Although a novel therapeutic option for adults until recently, human growth hormone therapy is now a very popular hormone replacement therapy (HRT). Recent studies indicate that many of the psychological and metabolic abnormalities associated with GH deficiency can be reversed with GH replacement, even at low doses.
GH therapy results in profound body composition changes, including both increased lean body mass and reduced fat mass. Relatively low doses (0.003 mg/kg) of GH have been shown to normalize lean body mass over a six month period in adults with GH deficiency (Salomon F, Cuneo RC, Hesp R et al). Associated with increased protein synthesis, muscle mass and function, the improvements in lean body mass are considered permanent. Total body fat mass also decreases after six months of GH administration, with the most significant losses appearing in the visceral (between and surrounding organs) and trunk locations as compared to the legs, arms and neck. This suggests that GH replacement therapy reverses the truncal redistribution of fat mass associated with GH deficiency and its impact on cardiovascular risk.
The potential role of GH effects and skeletal system maintenance has recently been investigated. GH is known to stimulate osteoblast (bone forming cell) proliferation. GH also stimulates the systemic and local production of Insulin-like Growth Factor I (IGF-I), another known bone mitogen (a substance that induces mitosis). One recent GH replacement study demonstrated its ability to significantly increase bone Gla-protein, a sensitive indicator of osteoblast function, and consistent positive changes in bone density have been shown with GH administration (Amato G, Carella C, Fazio S et al).
GH replacement also seems to have a beneficial effect on lipids. Johnston's recent study results found that short courses of GH reduced LDL cholesterol, a reduction that correlated with increased mRNA expression of the LDL receptor in the liver (Johnston DG, Bengtsson BA). In other words, it effectively reduced unhealthy cholesterol levels.

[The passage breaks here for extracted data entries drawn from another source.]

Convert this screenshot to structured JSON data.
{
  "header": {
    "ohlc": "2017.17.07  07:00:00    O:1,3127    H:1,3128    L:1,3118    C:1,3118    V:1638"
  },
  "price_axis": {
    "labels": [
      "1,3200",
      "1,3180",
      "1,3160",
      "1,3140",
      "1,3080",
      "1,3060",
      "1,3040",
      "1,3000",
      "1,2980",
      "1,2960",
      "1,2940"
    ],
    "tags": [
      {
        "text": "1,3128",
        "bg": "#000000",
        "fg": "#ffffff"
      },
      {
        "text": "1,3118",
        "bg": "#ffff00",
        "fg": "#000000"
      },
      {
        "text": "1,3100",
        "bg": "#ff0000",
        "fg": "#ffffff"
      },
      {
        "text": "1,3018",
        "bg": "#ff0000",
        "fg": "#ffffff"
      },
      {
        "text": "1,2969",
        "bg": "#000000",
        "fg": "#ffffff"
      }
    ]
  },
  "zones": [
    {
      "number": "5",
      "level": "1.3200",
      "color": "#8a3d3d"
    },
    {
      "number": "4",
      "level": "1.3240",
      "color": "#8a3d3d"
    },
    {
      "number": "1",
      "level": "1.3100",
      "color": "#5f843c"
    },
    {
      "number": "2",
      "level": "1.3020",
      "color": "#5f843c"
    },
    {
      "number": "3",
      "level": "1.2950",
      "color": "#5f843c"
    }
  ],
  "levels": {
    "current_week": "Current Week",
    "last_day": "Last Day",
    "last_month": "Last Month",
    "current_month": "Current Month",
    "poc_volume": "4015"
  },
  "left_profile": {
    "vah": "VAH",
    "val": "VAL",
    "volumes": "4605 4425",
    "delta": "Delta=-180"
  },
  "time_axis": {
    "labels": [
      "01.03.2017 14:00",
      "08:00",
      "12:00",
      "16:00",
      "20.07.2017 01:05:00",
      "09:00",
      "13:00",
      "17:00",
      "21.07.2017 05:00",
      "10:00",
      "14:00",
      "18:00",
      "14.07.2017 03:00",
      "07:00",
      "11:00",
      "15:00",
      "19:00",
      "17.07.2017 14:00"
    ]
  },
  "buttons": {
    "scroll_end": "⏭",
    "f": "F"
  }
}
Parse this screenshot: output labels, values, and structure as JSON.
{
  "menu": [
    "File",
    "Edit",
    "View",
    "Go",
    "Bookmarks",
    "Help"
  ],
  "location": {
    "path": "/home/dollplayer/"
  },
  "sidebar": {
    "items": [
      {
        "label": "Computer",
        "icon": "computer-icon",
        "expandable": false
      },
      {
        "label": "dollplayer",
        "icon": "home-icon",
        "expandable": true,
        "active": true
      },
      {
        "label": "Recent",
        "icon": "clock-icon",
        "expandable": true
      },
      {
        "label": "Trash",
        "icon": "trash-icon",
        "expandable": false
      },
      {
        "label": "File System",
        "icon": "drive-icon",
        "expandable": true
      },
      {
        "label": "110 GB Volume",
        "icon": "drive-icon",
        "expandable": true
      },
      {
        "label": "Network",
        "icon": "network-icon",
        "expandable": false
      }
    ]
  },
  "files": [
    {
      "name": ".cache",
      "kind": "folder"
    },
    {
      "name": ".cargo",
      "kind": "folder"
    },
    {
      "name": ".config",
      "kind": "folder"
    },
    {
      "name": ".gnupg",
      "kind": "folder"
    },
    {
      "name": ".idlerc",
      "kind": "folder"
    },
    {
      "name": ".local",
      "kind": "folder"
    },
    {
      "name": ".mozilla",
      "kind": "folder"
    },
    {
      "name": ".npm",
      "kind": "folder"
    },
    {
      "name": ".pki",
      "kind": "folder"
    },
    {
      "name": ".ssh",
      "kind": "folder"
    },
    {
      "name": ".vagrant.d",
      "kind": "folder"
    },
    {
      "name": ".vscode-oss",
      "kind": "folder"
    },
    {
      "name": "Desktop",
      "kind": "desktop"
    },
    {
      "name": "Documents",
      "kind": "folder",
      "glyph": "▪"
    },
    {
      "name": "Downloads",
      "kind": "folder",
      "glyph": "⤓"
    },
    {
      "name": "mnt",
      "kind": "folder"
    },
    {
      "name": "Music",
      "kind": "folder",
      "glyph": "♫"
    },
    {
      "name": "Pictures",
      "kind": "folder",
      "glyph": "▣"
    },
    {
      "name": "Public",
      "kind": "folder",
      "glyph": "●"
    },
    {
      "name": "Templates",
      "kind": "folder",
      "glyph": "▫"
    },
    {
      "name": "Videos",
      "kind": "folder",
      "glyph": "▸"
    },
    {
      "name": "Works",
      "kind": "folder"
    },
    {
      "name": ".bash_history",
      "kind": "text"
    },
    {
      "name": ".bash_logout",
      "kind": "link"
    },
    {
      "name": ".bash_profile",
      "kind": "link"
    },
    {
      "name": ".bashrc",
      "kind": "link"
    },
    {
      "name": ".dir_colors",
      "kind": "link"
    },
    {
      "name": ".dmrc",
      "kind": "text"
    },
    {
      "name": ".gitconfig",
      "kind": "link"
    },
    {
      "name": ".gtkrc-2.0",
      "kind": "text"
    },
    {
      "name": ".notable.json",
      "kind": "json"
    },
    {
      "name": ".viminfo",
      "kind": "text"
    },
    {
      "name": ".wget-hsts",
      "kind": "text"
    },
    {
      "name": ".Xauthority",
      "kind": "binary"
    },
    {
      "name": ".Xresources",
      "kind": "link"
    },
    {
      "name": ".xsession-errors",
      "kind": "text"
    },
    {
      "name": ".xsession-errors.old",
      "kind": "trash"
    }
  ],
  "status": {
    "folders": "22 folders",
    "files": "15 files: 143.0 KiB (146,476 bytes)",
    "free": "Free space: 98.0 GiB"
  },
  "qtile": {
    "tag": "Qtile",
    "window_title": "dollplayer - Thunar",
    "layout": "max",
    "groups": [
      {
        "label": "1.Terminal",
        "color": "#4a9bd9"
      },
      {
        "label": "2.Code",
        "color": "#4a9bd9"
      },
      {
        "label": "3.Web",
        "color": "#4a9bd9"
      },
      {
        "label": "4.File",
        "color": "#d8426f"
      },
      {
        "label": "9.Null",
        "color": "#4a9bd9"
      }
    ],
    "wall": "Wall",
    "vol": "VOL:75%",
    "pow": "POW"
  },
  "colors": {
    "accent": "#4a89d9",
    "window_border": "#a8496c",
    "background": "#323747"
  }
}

Several GH studies have demonstrated improvements in exercise capacity and cardiac function among GH-deficient patients. These patients showed increased oxygen uptake and power output during cycle ergometry (the study of physical work activity, including that performed by specific muscles or muscle groups), which is most often associated with increased skeletal muscle mass and improved cardiac function. Echocardiograph results showed that GH therapy improved left ventricular mass index, fractional shortening and fiber shortening velocity all after only six months of low dose treatments (Amato G, Carella C, Fazio S et al).
The use of HGH under medical supervision (HGH replacement therapy) for HGH deficiency is safe with few notable side effects, although higher dosages do increase side effect risks.
There should be no side effects if done correctly by your physician.
Here are some of the possible side effects of HGH usage in high dosages:
The most common side effect of the excessive HGH use is acromegaly - a medical condition that starts with an overgrowth of facial bone and connective tissue, leading to a change in physical appearance that includes protruding jaw and eyebrow bones. Acromegaly also leads to abnormal growth of the hands and feet, along with an increased growth of body hair. Bottom line is these side effects are caused by excessive doseage and the use of HGH therapy has been in practice for over 40 years in dwarfism and children without any of these side effects.